You know what they say about the musky: fish of 10,000 casts and all that.
Well, they could say this about the Black Hills ruffed grouse: bird of 10,000 steps. And they’d be pretty close to correct, for me at least.
It would be far more than 10,000 steps for my springer spaniel, Rosie. She has twice as many feet to figure into the equation. She also covers twice as much territory. It’s tough territory, too, usually steep slopes with thick ground cover that includes branches and shrubs and stumps and fallen logs, often arranged at diabolical angles and turned water-slide slick by morning dew.
It’s a great place to fall on your face. I have. I do. I will.
It’s not like hunting grouse out on the prairie, where a buddy of mine liked to proclaim that he never really felt like he’d hunted until he had “five miles on my boot leather.” I shared the feeling. But it’s easy to walk five miles behind a dog loping through wispy prairie grass out on the flatlands. It’s a much slower grind up in the angled obstacle courses of the high country.
Usually I don’t cover five miles during a typical ruffed-grouse trip. I stop too often for water or snacks, to catch my breath or consider the world around me.
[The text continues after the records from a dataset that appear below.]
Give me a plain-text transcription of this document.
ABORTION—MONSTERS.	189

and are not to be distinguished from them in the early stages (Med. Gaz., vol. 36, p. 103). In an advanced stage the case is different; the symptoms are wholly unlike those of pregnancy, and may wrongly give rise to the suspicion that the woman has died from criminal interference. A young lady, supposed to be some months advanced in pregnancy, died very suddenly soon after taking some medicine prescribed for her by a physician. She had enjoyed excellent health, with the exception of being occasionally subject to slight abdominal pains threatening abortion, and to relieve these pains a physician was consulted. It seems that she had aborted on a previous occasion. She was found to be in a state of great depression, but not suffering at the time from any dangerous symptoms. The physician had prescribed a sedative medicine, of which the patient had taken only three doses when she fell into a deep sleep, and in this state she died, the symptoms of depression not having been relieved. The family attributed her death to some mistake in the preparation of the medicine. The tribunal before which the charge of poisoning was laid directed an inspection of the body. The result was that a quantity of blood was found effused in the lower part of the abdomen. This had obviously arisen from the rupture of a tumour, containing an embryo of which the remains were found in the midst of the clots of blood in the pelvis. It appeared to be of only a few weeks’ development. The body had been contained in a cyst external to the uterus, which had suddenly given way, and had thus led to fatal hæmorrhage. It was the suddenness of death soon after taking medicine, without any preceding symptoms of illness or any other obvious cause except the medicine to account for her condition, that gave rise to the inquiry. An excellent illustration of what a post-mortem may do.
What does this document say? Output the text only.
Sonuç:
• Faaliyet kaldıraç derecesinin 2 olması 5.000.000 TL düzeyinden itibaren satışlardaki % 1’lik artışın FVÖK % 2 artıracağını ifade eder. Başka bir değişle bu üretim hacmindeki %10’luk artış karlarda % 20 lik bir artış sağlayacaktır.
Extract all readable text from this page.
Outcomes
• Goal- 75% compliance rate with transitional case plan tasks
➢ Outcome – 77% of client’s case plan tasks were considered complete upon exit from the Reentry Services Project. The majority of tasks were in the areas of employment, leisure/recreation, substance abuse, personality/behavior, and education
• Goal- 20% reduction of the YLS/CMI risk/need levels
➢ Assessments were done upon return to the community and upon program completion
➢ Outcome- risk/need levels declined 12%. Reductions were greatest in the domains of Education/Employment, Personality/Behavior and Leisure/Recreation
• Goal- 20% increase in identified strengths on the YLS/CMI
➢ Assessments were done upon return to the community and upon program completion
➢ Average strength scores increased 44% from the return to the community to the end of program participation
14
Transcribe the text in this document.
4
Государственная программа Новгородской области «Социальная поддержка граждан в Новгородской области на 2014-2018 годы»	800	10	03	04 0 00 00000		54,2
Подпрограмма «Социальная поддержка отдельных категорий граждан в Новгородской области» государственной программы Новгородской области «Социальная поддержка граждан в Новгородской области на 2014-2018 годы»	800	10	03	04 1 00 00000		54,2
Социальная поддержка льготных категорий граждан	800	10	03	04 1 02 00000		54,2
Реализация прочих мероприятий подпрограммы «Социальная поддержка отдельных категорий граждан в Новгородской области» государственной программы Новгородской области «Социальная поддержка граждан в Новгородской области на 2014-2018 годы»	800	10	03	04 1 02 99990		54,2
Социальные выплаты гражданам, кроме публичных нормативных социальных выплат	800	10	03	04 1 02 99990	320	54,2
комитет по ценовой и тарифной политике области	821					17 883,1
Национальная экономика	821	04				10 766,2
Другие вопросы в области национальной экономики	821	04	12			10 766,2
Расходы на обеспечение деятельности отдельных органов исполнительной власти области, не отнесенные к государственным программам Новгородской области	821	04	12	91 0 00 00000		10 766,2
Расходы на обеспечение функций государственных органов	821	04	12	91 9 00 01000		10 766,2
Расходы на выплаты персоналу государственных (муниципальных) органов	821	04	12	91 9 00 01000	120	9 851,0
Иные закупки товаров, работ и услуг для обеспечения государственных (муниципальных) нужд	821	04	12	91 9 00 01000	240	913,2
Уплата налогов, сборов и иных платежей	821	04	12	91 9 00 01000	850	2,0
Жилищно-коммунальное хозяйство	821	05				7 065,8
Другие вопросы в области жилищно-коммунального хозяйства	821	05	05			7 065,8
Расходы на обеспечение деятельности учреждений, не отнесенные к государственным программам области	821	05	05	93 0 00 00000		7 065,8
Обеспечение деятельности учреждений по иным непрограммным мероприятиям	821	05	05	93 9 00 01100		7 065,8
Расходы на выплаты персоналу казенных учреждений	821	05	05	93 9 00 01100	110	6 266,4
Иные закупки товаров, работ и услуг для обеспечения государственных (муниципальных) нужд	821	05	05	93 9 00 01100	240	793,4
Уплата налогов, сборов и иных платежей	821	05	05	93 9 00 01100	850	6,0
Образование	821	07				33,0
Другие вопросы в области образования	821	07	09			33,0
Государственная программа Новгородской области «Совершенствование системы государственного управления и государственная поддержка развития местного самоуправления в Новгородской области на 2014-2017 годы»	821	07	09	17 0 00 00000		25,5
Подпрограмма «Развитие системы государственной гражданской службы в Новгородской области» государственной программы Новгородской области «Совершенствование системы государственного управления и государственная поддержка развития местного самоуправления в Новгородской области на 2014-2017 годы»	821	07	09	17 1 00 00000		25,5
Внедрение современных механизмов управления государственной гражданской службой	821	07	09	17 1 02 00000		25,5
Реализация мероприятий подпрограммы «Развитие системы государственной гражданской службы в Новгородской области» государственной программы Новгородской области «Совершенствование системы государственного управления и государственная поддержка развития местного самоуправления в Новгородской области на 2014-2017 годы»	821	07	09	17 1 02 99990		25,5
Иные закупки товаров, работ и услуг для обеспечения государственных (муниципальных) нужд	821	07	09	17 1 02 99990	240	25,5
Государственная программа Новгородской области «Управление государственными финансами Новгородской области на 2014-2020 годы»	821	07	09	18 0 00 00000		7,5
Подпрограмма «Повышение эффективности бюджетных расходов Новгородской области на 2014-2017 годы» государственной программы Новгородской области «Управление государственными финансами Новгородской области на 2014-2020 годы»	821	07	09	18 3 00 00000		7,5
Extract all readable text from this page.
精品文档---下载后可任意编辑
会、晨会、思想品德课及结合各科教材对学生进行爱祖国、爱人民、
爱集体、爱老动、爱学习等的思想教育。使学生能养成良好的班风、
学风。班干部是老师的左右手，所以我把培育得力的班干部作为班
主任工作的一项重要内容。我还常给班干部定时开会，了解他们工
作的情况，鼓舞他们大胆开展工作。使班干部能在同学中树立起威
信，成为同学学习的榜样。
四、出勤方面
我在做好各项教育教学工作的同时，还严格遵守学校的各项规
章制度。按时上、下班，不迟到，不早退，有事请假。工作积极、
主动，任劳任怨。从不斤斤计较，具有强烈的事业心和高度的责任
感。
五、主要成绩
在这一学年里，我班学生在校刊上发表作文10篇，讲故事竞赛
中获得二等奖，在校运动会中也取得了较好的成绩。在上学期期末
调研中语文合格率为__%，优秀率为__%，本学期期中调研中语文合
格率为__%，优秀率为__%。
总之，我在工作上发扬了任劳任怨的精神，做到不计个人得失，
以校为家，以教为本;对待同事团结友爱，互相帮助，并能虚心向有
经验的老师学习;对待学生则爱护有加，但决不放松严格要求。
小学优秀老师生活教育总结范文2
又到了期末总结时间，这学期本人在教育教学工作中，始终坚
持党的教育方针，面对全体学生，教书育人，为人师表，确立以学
Aspen groves, after all, are magical places, especially in autumn.
The groves are really colonies, with complex rhizomatic root systems that can reach out underground 100 feet or more from each parent tree, sending up baby trees along the way and sometimes creating a “clone” cluster with trees that are virtually identical.
An aspen colony creates an inspiring understory of color and shapes and plant diversity that serves as a smorgasbord for wildlife, including ruffed grouse.
There aren’t many ruffed grouse in the Black Hills anymore because there aren’t many aspen. Where you find aspen — a lot of aspen, acres and acres of it — you still find some ruffed grouse. If you’re willing to do some looking, and walking, and some more walking.
Two or three miles is probably a more common ruffed grouse hunt for me, slogging through the thick stuff behind Rosie as she snuffles up something to follow.
So you could argue that the ruffed grouse is more like a bird of 4,000 steps, or 6,000 steps. Except that we don’t get a ruffed grouse every trip. If we get one every other time, I feel pretty good.
That was exactly what we averaged last season. Rosie and I went out 10 times and came home with five ruffed grouse — never more than one per trip.
I had one wildly successful ruffed grouse hunt a few years ago. I shot a limit of three ruffies in one day. Never did it before. Haven’t done it since. But after those three ruffed grouse, I didn’t kill another one that season.
In South Dakota, hunting for ruffed grouse begins on the same day as hunting for the more plentiful, more popular, but-not-as-tasty prairie grouse — sharptails and prairie chickens. Traditionally that’s the third Saturday in September.
But grouse hunting begins on Sept. 1 in Wyoming. So Rosie and I get an early start, with a non-resident season permit that costs $74 and a $12.50 conservation stamp. Well, I also threw in $10 for the walk-in-hunting program, and another $12 or so for the Wyoming Wildlife Magazine.
We’ve been to Wyoming twice so far this season. The first time Rosie made a beautiful flush on a ruffed grouse that crossed a clearing 15 yards away. I didn’t shoot, because I wasn’t carrying a gun. I wasn’t carrying a gun because I’d forgotten to bring my shells.
Next hunt, she gave me another shot. And this time I had my gun and my shells.
So, we’ve been out twice and killed one ruffed grouse. We’re right on average, for a bird of 10,000 steps.